Friday, September 14, 2018 at 3:30pm
Physical Sciences Building, 401
Obtaining predictive dynamical equations from data lies at the heart of science and engineering modeling, and is the linchpin of our technology. In mathematical modeling one typically progresses from observations of the world (and some serious thinking!) first to equations for a model, and then to the analysis of the model to make predictions. Good mathematical models give good predictions (and inaccurate ones do not) - but the computational tools for analyzing them are the same: algorithms that are typically based on closed form equations. While the skeleton of the process remains the same, today we witness the development of mathematical techniques that operate directly on observations -data-, and appear to circumvent the serious thinking that goes into selecting variables and parameters and deriving accurate equations. The process then may appear to the user a little like making predictions by "looking in a crystal ball". Yet the "serious thinking" is still there and uses the same -and some new- mathematics: it goes into building algorithms that jump directly from data to the analysis of the model (which is now not available in closed form) so as to make predictions. Our work here presents a couple of efforts that illustrate this "new" path from data to predictions. It really is the same old path, but it is travelled by new means.

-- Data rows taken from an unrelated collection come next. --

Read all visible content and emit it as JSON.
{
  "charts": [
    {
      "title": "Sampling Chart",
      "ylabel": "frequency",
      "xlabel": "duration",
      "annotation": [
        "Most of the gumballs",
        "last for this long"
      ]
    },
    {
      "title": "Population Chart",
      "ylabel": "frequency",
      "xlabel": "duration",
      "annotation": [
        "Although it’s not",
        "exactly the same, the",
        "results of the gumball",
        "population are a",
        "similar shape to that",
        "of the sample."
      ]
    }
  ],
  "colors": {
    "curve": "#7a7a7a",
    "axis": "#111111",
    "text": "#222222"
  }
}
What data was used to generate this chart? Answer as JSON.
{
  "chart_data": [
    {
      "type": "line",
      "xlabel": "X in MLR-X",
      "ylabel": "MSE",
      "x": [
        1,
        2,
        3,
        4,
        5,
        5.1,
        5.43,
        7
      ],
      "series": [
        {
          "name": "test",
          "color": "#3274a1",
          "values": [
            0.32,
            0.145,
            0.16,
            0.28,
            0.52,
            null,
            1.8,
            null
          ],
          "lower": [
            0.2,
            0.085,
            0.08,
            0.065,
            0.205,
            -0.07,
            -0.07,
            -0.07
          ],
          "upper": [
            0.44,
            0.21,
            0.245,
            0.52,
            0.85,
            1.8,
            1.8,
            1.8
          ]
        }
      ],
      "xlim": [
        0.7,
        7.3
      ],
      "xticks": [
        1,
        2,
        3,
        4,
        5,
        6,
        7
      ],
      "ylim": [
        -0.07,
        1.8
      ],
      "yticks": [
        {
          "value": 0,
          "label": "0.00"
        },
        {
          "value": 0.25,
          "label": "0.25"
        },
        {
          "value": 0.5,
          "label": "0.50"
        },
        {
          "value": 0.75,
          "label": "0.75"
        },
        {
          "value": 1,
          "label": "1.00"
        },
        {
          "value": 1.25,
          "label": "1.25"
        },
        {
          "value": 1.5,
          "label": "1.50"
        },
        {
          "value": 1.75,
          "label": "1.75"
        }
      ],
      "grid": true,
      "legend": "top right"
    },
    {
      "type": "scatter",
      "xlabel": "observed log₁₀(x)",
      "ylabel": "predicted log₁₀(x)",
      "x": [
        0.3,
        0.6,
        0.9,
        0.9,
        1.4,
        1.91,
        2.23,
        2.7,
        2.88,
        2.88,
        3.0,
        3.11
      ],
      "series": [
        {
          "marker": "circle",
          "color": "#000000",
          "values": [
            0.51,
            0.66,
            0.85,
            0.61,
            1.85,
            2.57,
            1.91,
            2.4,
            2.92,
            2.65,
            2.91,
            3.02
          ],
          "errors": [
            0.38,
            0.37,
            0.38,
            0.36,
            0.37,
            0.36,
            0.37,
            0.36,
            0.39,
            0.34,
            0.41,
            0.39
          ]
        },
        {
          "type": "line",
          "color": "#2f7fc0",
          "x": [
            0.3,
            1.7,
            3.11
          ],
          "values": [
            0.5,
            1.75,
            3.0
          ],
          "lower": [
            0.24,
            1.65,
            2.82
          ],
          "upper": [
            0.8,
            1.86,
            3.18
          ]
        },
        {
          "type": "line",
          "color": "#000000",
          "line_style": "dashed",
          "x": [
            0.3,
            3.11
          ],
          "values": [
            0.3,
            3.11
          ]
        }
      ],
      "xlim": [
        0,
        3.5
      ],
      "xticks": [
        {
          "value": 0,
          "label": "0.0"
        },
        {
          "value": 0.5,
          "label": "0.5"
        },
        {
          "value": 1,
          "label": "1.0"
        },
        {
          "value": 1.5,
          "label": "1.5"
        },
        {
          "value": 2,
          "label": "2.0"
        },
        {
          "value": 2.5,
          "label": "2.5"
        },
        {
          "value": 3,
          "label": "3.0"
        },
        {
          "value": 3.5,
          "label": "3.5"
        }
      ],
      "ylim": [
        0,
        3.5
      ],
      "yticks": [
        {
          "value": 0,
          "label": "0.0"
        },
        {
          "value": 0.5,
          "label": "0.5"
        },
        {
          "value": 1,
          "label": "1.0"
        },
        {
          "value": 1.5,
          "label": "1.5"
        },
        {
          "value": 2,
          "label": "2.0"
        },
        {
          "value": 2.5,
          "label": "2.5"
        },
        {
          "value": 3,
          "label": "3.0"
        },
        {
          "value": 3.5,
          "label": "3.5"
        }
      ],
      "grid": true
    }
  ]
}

Professor Kevrekidis’ research interests have always centered around the dynamic behavior of physical, chemical, and biological processes; the types of instabilities they exhibit; the patterns they form; and their computational study. More recently, he has developed an interest in multiscale computations and the modeling of complex systems. Along with several students and collaborators, he developed what he calls the “equation-free” approach to complex systems modeling, explored its capabilities in several areas, and is now working on linking it with modern data mining/machine learning techniques in what could be called an “equation-free and variable-free” approach.